Metropolis Laboratory 2007

28 & 29-07 and 04 & 05-08-2007, Copenhagen University

27 lectures, 32 work presentations, 20 master classes and workshops. More than 70 architects, artists, academics and some 250 participants.

These are the figures after the first METROPOLIS LABORATORY which took place in Copenhagen during the summer 2007. Concurrently a wide range of performances have been presented in and around Copenhagen including out door blockbuster screening of Fritz Lang’s Metropolis, expeditions in the terrain vague of in the harbour of Copenhagen with Cargo Sofia-Copenhagen and Group Dunes audio-visual interventions in the urban landscape.

Planned and unplanned
Many discussions concerned the borderland between the planned and the unplanned, between determined space and temporary uses of space in time. The discussion seems intrinsically tied to the interdisciplinary approach of the Metropolis Lab and the attempt to unite the understanding of the hard and soft aspects of city life. From planning big scale to experiencing as an individual body. From architecture to artistic expression. From infrastructure to social and cultural interaction in urban space.
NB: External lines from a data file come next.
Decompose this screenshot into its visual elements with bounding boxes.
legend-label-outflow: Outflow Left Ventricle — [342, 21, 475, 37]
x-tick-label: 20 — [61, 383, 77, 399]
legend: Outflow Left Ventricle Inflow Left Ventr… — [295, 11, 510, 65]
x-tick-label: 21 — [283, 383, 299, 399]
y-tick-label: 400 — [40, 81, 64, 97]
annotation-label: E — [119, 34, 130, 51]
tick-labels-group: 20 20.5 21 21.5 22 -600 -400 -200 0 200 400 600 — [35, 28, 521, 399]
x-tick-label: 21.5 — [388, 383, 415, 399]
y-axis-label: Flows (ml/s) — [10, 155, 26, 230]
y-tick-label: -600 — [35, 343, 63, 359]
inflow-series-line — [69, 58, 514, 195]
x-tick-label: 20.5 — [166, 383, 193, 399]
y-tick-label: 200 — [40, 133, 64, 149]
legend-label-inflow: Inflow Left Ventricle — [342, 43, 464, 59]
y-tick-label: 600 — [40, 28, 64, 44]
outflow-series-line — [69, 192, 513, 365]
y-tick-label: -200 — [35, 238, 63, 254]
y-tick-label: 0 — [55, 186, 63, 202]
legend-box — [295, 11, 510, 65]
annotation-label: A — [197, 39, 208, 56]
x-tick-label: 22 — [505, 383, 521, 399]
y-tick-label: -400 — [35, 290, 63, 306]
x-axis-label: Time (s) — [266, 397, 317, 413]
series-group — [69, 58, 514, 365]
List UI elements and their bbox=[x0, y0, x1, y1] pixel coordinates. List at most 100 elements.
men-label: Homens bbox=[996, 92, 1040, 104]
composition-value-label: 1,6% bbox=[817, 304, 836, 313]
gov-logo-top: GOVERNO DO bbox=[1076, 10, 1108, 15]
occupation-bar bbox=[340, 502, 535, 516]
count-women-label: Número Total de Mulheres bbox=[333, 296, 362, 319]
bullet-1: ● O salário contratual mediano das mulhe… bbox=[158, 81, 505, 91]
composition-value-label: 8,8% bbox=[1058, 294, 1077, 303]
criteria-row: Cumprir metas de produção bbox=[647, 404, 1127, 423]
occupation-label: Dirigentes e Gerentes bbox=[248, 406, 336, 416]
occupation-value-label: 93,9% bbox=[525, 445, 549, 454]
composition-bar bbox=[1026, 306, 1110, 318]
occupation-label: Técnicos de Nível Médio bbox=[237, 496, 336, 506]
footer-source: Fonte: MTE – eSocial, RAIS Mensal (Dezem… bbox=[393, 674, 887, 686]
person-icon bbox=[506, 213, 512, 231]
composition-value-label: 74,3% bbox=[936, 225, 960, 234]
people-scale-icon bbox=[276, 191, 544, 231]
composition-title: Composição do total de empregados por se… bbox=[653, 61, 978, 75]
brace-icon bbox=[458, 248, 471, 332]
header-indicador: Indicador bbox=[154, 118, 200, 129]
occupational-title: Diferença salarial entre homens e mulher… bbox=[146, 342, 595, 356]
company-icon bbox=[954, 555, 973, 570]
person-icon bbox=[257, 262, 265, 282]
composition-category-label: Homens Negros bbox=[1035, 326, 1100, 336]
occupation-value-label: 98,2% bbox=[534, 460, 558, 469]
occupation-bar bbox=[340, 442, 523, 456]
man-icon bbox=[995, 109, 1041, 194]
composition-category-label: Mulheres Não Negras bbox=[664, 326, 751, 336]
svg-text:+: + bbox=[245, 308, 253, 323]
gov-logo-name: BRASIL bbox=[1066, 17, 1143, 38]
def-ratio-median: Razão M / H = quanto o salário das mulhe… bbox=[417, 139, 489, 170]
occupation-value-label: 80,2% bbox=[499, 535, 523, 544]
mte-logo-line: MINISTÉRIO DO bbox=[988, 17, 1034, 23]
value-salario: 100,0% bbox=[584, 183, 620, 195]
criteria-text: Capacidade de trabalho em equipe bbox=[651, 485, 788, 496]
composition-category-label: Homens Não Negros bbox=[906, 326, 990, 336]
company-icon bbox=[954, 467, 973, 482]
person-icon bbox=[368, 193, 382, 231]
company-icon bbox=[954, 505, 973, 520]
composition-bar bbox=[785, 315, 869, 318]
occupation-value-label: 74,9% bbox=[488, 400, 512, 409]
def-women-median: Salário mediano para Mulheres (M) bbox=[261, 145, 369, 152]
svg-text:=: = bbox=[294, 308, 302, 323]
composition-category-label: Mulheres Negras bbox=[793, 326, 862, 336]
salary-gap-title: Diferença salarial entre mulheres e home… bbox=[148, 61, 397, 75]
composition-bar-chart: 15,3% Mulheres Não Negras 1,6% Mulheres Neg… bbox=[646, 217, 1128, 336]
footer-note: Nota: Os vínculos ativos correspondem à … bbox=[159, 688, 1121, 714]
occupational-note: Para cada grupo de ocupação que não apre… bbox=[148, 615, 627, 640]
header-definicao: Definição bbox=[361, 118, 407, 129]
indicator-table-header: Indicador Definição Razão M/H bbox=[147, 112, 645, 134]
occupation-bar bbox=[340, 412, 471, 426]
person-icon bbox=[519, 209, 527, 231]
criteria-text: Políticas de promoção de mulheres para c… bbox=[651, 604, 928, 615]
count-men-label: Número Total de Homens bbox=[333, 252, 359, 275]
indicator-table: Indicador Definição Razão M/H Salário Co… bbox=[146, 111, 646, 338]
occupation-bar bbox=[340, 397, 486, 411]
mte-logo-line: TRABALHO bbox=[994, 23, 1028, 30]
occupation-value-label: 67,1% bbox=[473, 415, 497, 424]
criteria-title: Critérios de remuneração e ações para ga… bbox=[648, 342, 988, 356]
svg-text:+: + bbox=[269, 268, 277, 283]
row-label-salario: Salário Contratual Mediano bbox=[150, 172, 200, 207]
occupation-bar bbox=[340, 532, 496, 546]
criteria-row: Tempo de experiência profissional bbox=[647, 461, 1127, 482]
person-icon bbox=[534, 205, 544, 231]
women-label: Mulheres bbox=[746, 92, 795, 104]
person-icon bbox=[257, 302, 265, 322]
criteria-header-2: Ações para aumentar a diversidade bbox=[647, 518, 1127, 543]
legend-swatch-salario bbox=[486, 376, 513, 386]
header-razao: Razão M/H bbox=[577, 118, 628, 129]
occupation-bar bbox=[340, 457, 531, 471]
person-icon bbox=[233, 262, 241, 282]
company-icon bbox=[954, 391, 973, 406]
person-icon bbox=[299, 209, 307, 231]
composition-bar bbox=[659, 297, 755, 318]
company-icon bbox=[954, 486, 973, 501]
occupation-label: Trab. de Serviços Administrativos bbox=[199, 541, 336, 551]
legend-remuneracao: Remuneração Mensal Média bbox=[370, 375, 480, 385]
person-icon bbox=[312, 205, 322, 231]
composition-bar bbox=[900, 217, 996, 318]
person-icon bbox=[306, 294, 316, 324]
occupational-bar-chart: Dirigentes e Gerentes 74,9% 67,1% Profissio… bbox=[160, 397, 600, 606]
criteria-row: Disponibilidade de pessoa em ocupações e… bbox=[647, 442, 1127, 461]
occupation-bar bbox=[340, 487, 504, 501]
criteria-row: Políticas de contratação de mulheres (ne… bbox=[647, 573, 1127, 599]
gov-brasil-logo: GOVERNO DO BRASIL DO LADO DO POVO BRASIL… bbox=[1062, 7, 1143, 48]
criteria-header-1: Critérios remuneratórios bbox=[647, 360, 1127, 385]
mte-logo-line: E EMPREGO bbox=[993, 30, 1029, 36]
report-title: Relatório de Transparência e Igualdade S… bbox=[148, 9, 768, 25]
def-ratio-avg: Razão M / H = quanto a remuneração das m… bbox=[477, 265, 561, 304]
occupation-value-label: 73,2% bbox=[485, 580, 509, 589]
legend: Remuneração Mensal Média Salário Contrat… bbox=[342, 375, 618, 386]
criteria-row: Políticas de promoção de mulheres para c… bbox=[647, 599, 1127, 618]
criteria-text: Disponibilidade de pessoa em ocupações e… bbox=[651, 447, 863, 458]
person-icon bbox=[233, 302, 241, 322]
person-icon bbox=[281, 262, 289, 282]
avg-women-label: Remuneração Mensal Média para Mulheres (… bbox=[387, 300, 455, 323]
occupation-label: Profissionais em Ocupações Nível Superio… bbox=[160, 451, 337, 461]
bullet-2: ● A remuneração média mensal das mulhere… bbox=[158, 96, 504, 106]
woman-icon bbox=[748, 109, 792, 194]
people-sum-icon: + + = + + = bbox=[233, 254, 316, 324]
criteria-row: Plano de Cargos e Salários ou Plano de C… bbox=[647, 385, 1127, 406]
The discussions have oscillated between theoretical reflections about urban life and city development on the one hand to and artistic interventions in specific contexts in Copenhagen on the other. A central question for 21st century city-making seems to be how planning and architecture can accommodate the temporary use of space – and allow for places to change and develop over time. How is the rich and complex nature of city life incorporated in the making of cities?

Individual and public
Another central question that emerged regarded the relationship between individual and the public. How can cities support public space open for interaction between individuals and groups beyond categories of class and race? How can public space encourage interpersonal interaction and expression? In these discussions many of the artistic interventions in public space proved to be both playful and thought provoking examples of ways to explore new ways of interacting in public space.

Capital and community
The relationship between economical and bureaucratic power structures and aspirations of public participation and community engagement in city-making surfaced as another recurring theme. The necessity of rethinking the dichotomous positions between “bad” capitalist developers, corporate businesses and bureaucratic structures – and “good” artists, community activists and independent operators – was argued. A crucial question then is: how can we create more subtle and precise ways of operating between power and community in city-making?